# Prove that there is a sequence of k minimum spaning trees between two distinct minimum spanning trees that each one is different in only 1 edge [duplicate]

I'm pracitcing exams towards finals,

Given an undirected graph $$G(V,E)$$ , we denote 2 MST $$T,T'$$ neighbours if by deleting one edge from $$T$$ and add another one we get $$T'$$.

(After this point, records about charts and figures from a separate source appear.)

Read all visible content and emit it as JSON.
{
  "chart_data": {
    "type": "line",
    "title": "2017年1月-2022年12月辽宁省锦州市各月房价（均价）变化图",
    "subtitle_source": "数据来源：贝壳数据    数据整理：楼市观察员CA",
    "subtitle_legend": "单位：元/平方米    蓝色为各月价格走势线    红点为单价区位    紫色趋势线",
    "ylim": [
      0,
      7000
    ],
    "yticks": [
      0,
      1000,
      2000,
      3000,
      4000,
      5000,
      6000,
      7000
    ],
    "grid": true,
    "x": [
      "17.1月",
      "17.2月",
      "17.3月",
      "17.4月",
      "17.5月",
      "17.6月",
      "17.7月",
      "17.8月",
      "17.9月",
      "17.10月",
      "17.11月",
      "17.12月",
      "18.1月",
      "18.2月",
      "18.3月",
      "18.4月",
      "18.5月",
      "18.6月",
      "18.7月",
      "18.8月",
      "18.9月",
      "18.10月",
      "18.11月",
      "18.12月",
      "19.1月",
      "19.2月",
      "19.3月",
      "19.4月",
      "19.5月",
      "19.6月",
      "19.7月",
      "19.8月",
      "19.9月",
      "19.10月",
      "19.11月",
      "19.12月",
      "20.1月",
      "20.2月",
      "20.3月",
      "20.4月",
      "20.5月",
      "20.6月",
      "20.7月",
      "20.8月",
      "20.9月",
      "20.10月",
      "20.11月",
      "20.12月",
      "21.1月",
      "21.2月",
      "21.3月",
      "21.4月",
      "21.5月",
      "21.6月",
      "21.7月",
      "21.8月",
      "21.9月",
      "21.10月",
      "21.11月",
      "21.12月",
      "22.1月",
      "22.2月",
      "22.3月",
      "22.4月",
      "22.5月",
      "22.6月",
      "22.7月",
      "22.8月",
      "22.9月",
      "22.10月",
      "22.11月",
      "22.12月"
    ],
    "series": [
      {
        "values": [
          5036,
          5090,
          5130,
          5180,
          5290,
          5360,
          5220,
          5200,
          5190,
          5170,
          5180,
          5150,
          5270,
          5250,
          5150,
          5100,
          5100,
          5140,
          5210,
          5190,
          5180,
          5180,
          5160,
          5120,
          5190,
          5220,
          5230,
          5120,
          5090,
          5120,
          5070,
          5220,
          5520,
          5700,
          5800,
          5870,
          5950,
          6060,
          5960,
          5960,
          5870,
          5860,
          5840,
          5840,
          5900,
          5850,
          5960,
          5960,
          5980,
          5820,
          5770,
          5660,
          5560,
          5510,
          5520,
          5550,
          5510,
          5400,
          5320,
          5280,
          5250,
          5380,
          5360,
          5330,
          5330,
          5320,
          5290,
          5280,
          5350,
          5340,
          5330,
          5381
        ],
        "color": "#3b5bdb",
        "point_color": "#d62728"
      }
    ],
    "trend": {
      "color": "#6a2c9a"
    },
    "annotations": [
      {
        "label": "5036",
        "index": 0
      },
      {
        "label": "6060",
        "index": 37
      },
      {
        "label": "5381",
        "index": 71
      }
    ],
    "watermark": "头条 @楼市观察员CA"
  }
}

Prove : for every 2 distinct MST $$T,T'$$ there is a sequence of $$k$$ MST's such that every 2 MST's $$T_i,T_i+1$$(+1 on the index) in the list are neighbours and at the end of the sequence we get $$T$$

$$T' = T_1,T_2,T_3,\ldots,T_k=T$$

hope to get help.

This is a generalization of the Uniqueness property of minimum spanning trees, and the proof is almost the same:

1. Note there is at least one edge that belongs to exactly one of $$T$$ and $$T'$$. Among such edges, let $$e_1$$ be the one with least weight. Without loss of generality, assume $$e_1 \in T$$.

2. As $$T'$$ is an MST, $$e_1\cup T'$$ must contain a cycle $$C$$ with $$e_1$$.

3. As a tree, $$T$$ contains no cycles, therefore $$C$$ must have an edge $$e_2\notin T$$.

4. Since $$e_1$$ was chosen as the lowest-weight edge among those belonging to exactly one of $$T$$ and $$T'$$, the weight of $$e_2$$ must be no less than the weight of $$e_1$$.

5. As $$e_1$$ and $$e_2$$ are part of the cycle $$C$$, replacing $$e_2$$ with $$e_1$$ in $$T'$$ therefore yields a spanning tree $$T''$$ with no larger weight, thus also a minimum spanning tree. Since $$e_1\in T$$ and $$e_2\notin T$$, $$T''$$ is more "closer" to $$T$$ than $$T'$$.

6. Repeat the processes above for $$T$$ and $$T''$$. Finally you will get a sequence of mimimum spanning trees between $$T$$ and $$T'$$.